By Jeff Meade
In Letterkenny, there was music everywhere ... and dancing in the streets
You know how it is when you've been back in the country a few days. It feels like that trip to Ireland happened to someone else. You're left with your memories, but you can feel them slipping from your grasp. Photos, though, help preserve many of your most treasured moments. Sounds, too, can bring it all back.
Some of my best memories are of the Fleadh Cheoil. Not so much the wandering about hallways at the Letterkenny Institute of Technology—a nice facility, but you might as well be in any school or college on the planet. What most resonates are the memories of the hours after the Fleadh, the special time when the streets of Letterkenny were filled with crowds. Kids danced. Bands played. Euros clinked in open fiddle cases. Chips sizzled. Guinness flowed.

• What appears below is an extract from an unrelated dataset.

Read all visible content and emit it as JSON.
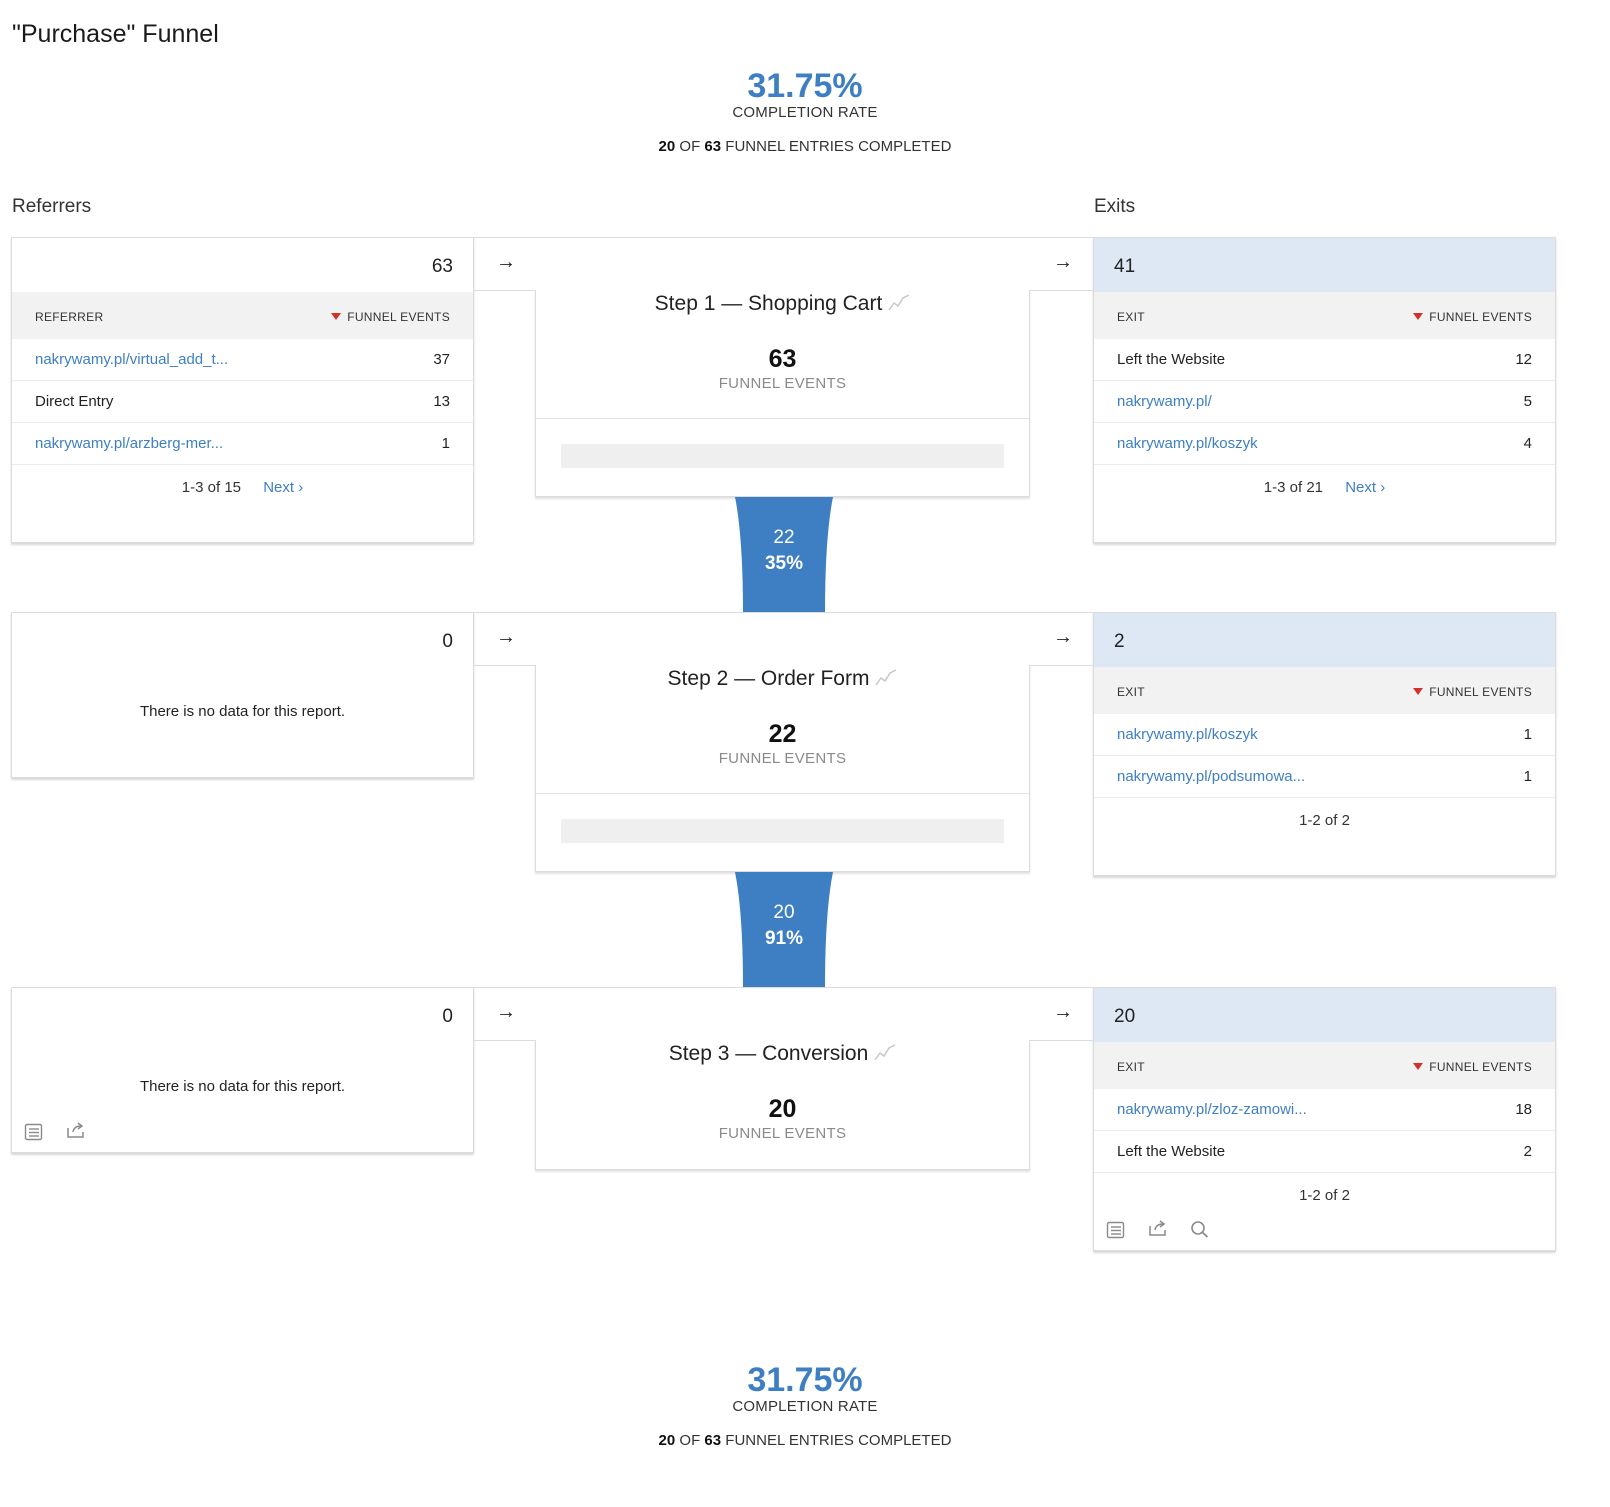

To help you get a feel for what that experience was like, we've put together a quick (read: somewhat crude) photo essay, with natural sound recorded on a small hand-held digital recorder. Nothing about the presentation is what you would call "polished." But then, virtually nothing about the post-Fleadh proceedings were polished. In fact, many of the bands that assembled to perform impromptu music in bank storefronts and in front of pubs, often in a cold rain, really were a little rough around the edges. For me, that's what makes Irish traditional music what it is. It's unstructured, uncluttered, spontaneous ... and full of life.